VR is potentially a very powerful story form. Its powers of immersion are self-evident. I’ve written before of the story potential of increased immersion technologies like Kinect, and I still believe that potential is there, though it has never come close to being fully exploited. (Developers never matured past the calisthenics stage.) But perhaps the potential of VR will be clearer to developers, since it not only has the involvement of the body, but the entire visual scope of the brain.

Consider one of the fullest experiences of, let’s call it Virtual-Virtual Reality: the movie Avatar. We got to see fictional characters experience a true, living virtual world, a beautifully constructed one with its own rules and culture, and audiences got a glimpse of that world for themselves.
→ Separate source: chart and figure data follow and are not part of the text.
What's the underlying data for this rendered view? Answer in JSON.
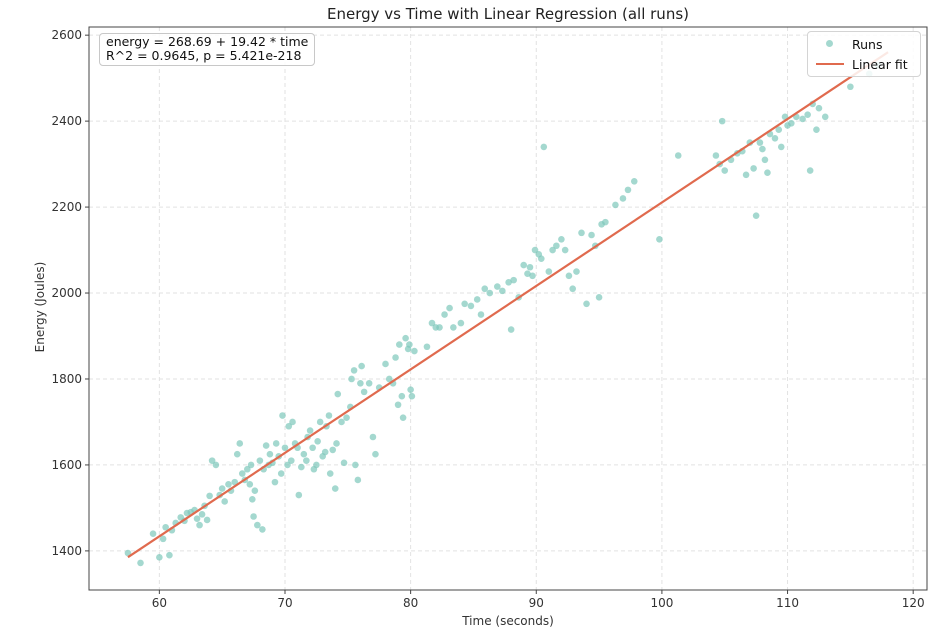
{
  "chart_data": {
    "type": "scatter",
    "title": "Energy vs Time with Linear Regression (all runs)",
    "xlabel": "Time (seconds)",
    "ylabel": "Energy (Joules)",
    "xlim": [
      54.4,
      121.1
    ],
    "ylim": [
      1309,
      2619
    ],
    "xticks": [
      60,
      70,
      80,
      90,
      100,
      110,
      120
    ],
    "yticks": [
      1400,
      1600,
      1800,
      2000,
      2200,
      2400,
      2600
    ],
    "grid": true,
    "legend_position": "upper right",
    "legend": [
      "Runs",
      "Linear fit"
    ],
    "annotation": {
      "line1": "energy = 268.69 + 19.42 * time",
      "line2": "R^2 = 0.9645, p = 5.421e-218"
    },
    "regression": {
      "intercept": 268.69,
      "slope": 19.42,
      "r_squared": 0.9645,
      "p_value": "5.421e-218",
      "x_range": [
        57.5,
        118
      ]
    },
    "colors": {
      "points": "#7ec8bb",
      "fit_line": "#e06a4e"
    },
    "series": [
      {
        "name": "Runs",
        "type": "scatter",
        "points": [
          [
            57.5,
            1395
          ],
          [
            58.5,
            1372
          ],
          [
            59.5,
            1440
          ],
          [
            60,
            1385
          ],
          [
            60.3,
            1428
          ],
          [
            60.5,
            1455
          ],
          [
            60.8,
            1390
          ],
          [
            61,
            1448
          ],
          [
            61.3,
            1465
          ],
          [
            61.7,
            1478
          ],
          [
            62,
            1470
          ],
          [
            62.2,
            1488
          ],
          [
            62.5,
            1490
          ],
          [
            62.8,
            1495
          ],
          [
            63,
            1475
          ],
          [
            63.2,
            1460
          ],
          [
            63.4,
            1485
          ],
          [
            63.6,
            1505
          ],
          [
            63.8,
            1472
          ],
          [
            64,
            1528
          ],
          [
            64.2,
            1610
          ],
          [
            64.5,
            1600
          ],
          [
            64.8,
            1530
          ],
          [
            65,
            1545
          ],
          [
            65.2,
            1515
          ],
          [
            65.5,
            1555
          ],
          [
            65.7,
            1540
          ],
          [
            66,
            1560
          ],
          [
            66.2,
            1625
          ],
          [
            66.4,
            1650
          ],
          [
            66.6,
            1580
          ],
          [
            66.8,
            1565
          ],
          [
            67,
            1590
          ],
          [
            67.2,
            1555
          ],
          [
            67.3,
            1600
          ],
          [
            67.4,
            1520
          ],
          [
            67.5,
            1480
          ],
          [
            67.6,
            1540
          ],
          [
            67.8,
            1460
          ],
          [
            68,
            1610
          ],
          [
            68.2,
            1450
          ],
          [
            68.3,
            1590
          ],
          [
            68.5,
            1645
          ],
          [
            68.7,
            1600
          ],
          [
            68.8,
            1625
          ],
          [
            69,
            1605
          ],
          [
            69.2,
            1560
          ],
          [
            69.3,
            1650
          ],
          [
            69.5,
            1620
          ],
          [
            69.7,
            1580
          ],
          [
            69.8,
            1715
          ],
          [
            70,
            1640
          ],
          [
            70.2,
            1600
          ],
          [
            70.3,
            1690
          ],
          [
            70.5,
            1610
          ],
          [
            70.6,
            1700
          ],
          [
            70.8,
            1650
          ],
          [
            71,
            1640
          ],
          [
            71.1,
            1530
          ],
          [
            71.3,
            1595
          ],
          [
            71.5,
            1625
          ],
          [
            71.7,
            1610
          ],
          [
            71.8,
            1665
          ],
          [
            72,
            1680
          ],
          [
            72.2,
            1640
          ],
          [
            72.3,
            1590
          ],
          [
            72.5,
            1600
          ],
          [
            72.6,
            1655
          ],
          [
            72.8,
            1700
          ],
          [
            73,
            1620
          ],
          [
            73.2,
            1630
          ],
          [
            73.3,
            1690
          ],
          [
            73.5,
            1715
          ],
          [
            73.6,
            1580
          ],
          [
            73.8,
            1635
          ],
          [
            74,
            1545
          ],
          [
            74.1,
            1650
          ],
          [
            74.2,
            1765
          ],
          [
            74.5,
            1700
          ],
          [
            74.7,
            1605
          ],
          [
            74.9,
            1710
          ],
          [
            75.2,
            1735
          ],
          [
            75.3,
            1800
          ],
          [
            75.5,
            1820
          ],
          [
            75.6,
            1600
          ],
          [
            75.8,
            1565
          ],
          [
            76,
            1790
          ],
          [
            76.1,
            1830
          ],
          [
            76.3,
            1770
          ],
          [
            76.7,
            1790
          ],
          [
            77,
            1665
          ],
          [
            77.2,
            1625
          ],
          [
            77.5,
            1780
          ],
          [
            78,
            1835
          ],
          [
            78.3,
            1800
          ],
          [
            78.6,
            1790
          ],
          [
            78.8,
            1850
          ],
          [
            79,
            1740
          ],
          [
            79.1,
            1880
          ],
          [
            79.3,
            1760
          ],
          [
            79.4,
            1710
          ],
          [
            79.6,
            1895
          ],
          [
            79.8,
            1870
          ],
          [
            79.9,
            1880
          ],
          [
            80,
            1775
          ],
          [
            80.1,
            1760
          ],
          [
            80.3,
            1865
          ],
          [
            81.3,
            1875
          ],
          [
            81.7,
            1930
          ],
          [
            82,
            1920
          ],
          [
            82.3,
            1920
          ],
          [
            82.7,
            1950
          ],
          [
            83.1,
            1965
          ],
          [
            83.4,
            1920
          ],
          [
            84,
            1930
          ],
          [
            84.3,
            1975
          ],
          [
            84.8,
            1970
          ],
          [
            85.3,
            1985
          ],
          [
            85.6,
            1950
          ],
          [
            85.9,
            2010
          ],
          [
            86.3,
            2000
          ],
          [
            86.9,
            2015
          ],
          [
            87.3,
            2005
          ],
          [
            87.8,
            2025
          ],
          [
            88,
            1915
          ],
          [
            88.2,
            2030
          ],
          [
            88.6,
            1990
          ],
          [
            89,
            2065
          ],
          [
            89.3,
            2045
          ],
          [
            89.5,
            2060
          ],
          [
            89.7,
            2040
          ],
          [
            89.9,
            2100
          ],
          [
            90.2,
            2090
          ],
          [
            90.4,
            2080
          ],
          [
            90.6,
            2340
          ],
          [
            91,
            2050
          ],
          [
            91.3,
            2100
          ],
          [
            91.6,
            2110
          ],
          [
            92,
            2125
          ],
          [
            92.3,
            2100
          ],
          [
            92.6,
            2040
          ],
          [
            92.9,
            2010
          ],
          [
            93.2,
            2050
          ],
          [
            93.6,
            2140
          ],
          [
            94,
            1975
          ],
          [
            94.4,
            2135
          ],
          [
            94.7,
            2110
          ],
          [
            95,
            1990
          ],
          [
            95.2,
            2160
          ],
          [
            95.5,
            2165
          ],
          [
            96.3,
            2205
          ],
          [
            96.9,
            2220
          ],
          [
            97.3,
            2240
          ],
          [
            97.8,
            2260
          ],
          [
            99.8,
            2125
          ],
          [
            101.3,
            2320
          ],
          [
            104.3,
            2320
          ],
          [
            104.6,
            2300
          ],
          [
            104.8,
            2400
          ],
          [
            105,
            2285
          ],
          [
            105.5,
            2310
          ],
          [
            106,
            2325
          ],
          [
            106.4,
            2330
          ],
          [
            106.7,
            2275
          ],
          [
            107,
            2350
          ],
          [
            107.3,
            2290
          ],
          [
            107.5,
            2180
          ],
          [
            107.8,
            2350
          ],
          [
            108,
            2335
          ],
          [
            108.2,
            2310
          ],
          [
            108.4,
            2280
          ],
          [
            108.6,
            2370
          ],
          [
            109,
            2360
          ],
          [
            109.3,
            2380
          ],
          [
            109.5,
            2340
          ],
          [
            109.8,
            2410
          ],
          [
            110,
            2390
          ],
          [
            110.3,
            2395
          ],
          [
            110.7,
            2410
          ],
          [
            111.2,
            2405
          ],
          [
            111.6,
            2415
          ],
          [
            111.8,
            2285
          ],
          [
            112,
            2440
          ],
          [
            112.3,
            2380
          ],
          [
            112.5,
            2430
          ],
          [
            113,
            2410
          ],
          [
            115,
            2480
          ],
          [
            116.5,
            2510
          ],
          [
            117.2,
            2530
          ]
        ]
      },
      {
        "name": "Linear fit",
        "type": "line",
        "points": [
          [
            57.5,
            1385.3
          ],
          [
            118,
            2560.3
          ]
        ]
      }
    ]
  }
}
Even this second-hand flat-screen look was enough to give people a widespread experience of depression when the movie ended. They wanted it to be real; they wanted to move into it and stay there. Build a world beautiful enough, and people won’t want to leave. And when I say beautiful, I don’t just mean pretty and blue. I mean a world that’s physically and spiritually flowing with grace and love and balance, like the Garden of Eden. This was not just about beautiful graphics, it was about individual and tribal character, everything that went into the harmony of a Paradise Interrupted.

Forgetting the ham-fisted simplicity of the human military side of the plot, and the bone-headed writing with names like “Unobtainium” (yeah, the term has been around since the 1950s, but it’s still stupid), the writers and artists who built the story world that characters experienced through VR really nailed enough of it, and the reaction of audience members is all the proof we need.

A VR world that people never want to leave? That’s power. That should give VR developers a target to shoot for.

Further evidence: effective story in VR already exists, but it exists in a very targeted, individual way: as therapy for military veterans suffering from PTSD.

The cathartic power of story, expressed in small, combat-related VR worlds, is helping vets re-experience their traumas in ways that can reshape their psyches. Only well-crafted story can do this, using the immersion of VR.

But how does this translate into massive, broad-appeal commercial success for game developers? They have to consciously realize something they’ve probably always known at a gut level.

Story is a universal human experience. Story is the flexible spine that will guide players through an open world. Story’s main activity is to drive interest forward, to make people decide to opt in, to go deeper into the world you've created, to see what will happen next.

I can’t think of a better description of what VR development needs right now.